I’m more of a street photographer. I really like to get the feeling and mood of what’s on the street.

You’ve been a trainer on The Biggest Loser for all 14 seasons. Do you have any plans to open your own gym or do something else eventually?

I’m working on my next book right now, but it would be nice to throw my hat into the daytime talk show world. I like that world, so that’s something I’m playing around with right now. We’ll see what happens.

What kind of ink do you have on your arms?

My arms are all pretty much Traditional. I go to Smith Street Tattoo Parlour in Brooklyn. I think Bert Krak is one of the best in the business, and the other three guys there—Eli Quinters, Steve Boltz, and Daniel Santoro—have all tattooed me. This place is all about Traditional style. They first started with a clipper ship on my arm, and then from there it went to the gypsy head and then an eagle. If it’s pretty much a Traditional tattoo, it’s on my arm somewhere.

People usually have stories behind their tattoos. What are yours?

I’ve had so many people ask me that, and it’s anticlimactic because there are no real stories behind them. I have always just loved tattoos. As a little kid seeing tattoos, I always knew that I was going to have them. As I got older, I wanted to have my arms completely sleeved. I want to get my hands and knuckles tattooed, but because of my work right now that’s the one thing that I’ve got to hold off on. But when it comes to the meaning behind them, there isn’t any other than just my love for Traditional tattoos.

You have a sugar skull on your back. What’s on your right arm?

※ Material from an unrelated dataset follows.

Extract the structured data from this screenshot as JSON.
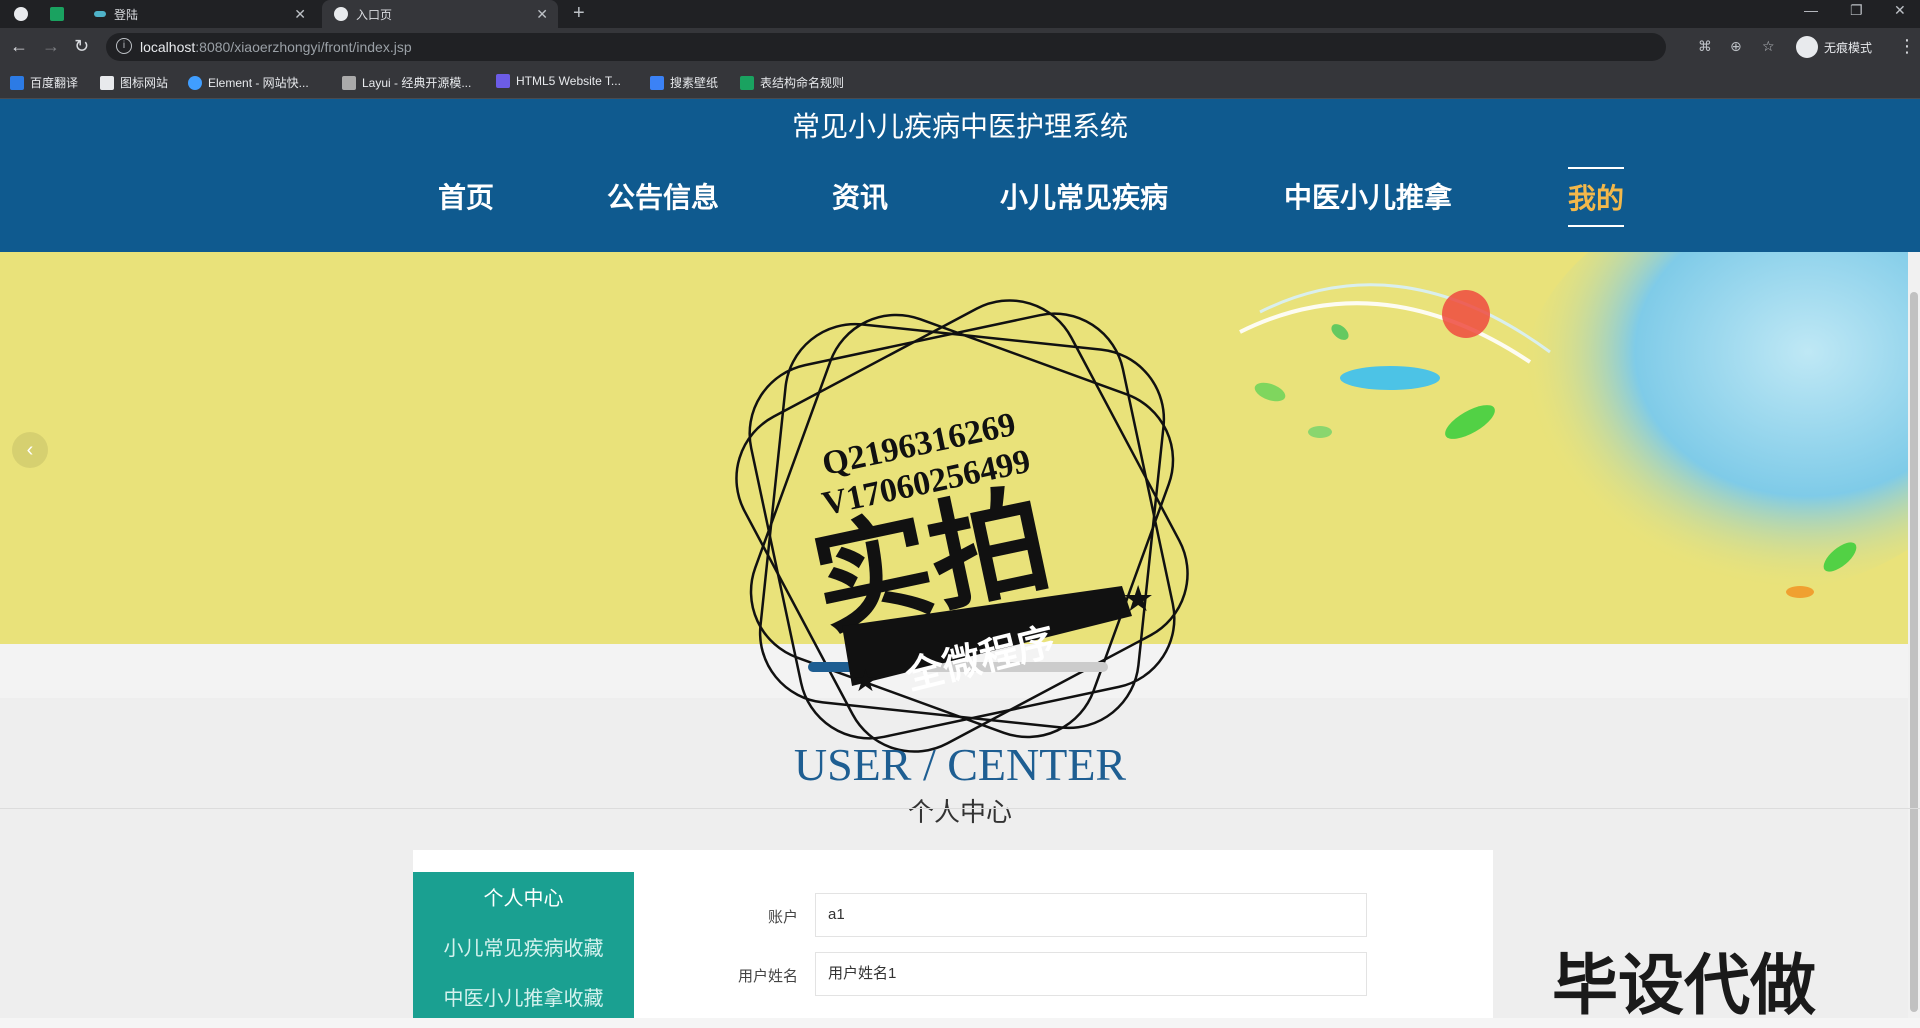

On my right arm, I’ve got a couple of skulls. I’ve got a gypsy head on my elbow. That’s where my clipper ship is, and I have an anchor that says “West Coast” on it. I’ve got this little dude who’s kind of behind an eight ball; I really like him, he’s pretty cool. And right in my ditch I have the word “Lucky” tattooed. If there’s one thing that’s meant anything throughout the years, I’ve been pretty lucky in my life, so I wanted that word tattooed because on my left arm I also have my last name—it’s like “Lucky Harper” on there. I also have this really cool cross that says “Faith” on it because with the people that I’ve worked with throughout the years, I’ve always told them that they’ve got to have faith in themselves. They have to dig into that place where they feel like they can’t go anymore, and that’s what’s will get them to keep going.

What about your left arm?

My left arm has one of my favorite tattoos: it’s a panther’s head right up on my forearm. Eli did that, and it’s pretty tough. I love it. It’s one of those things that every time I see it in a picture I get pretty psyched about it. I also have a tiger head that Steve Boltz did that I really, really love. one of my old tattoos that I got a million years ago is the Virgin Guadalupe, and that’s the one that kind of doesn’t go. All the filler that I have throughout my arms are the stars and dots, so it all kind of blends in. I got another skull on my left arm that I really dig. In my ditch I have my last name written. I have a really cool spider inside my arm, and my left elbow is where I have my spider web.

Do you think you’re going to get more ink as you get older?

It’s funny because I always said that as soon as my arms were done I was going to be done, but now it seems like I’m really thinking about moving on to my chest. I obviously love tattoos, but the older I get, the more I hate the feeling of it. It’s not the best feeling in the entire world. People are always asking me Where does it hurt the most? It hurts the most wherever I’m getting tattooed at the moment.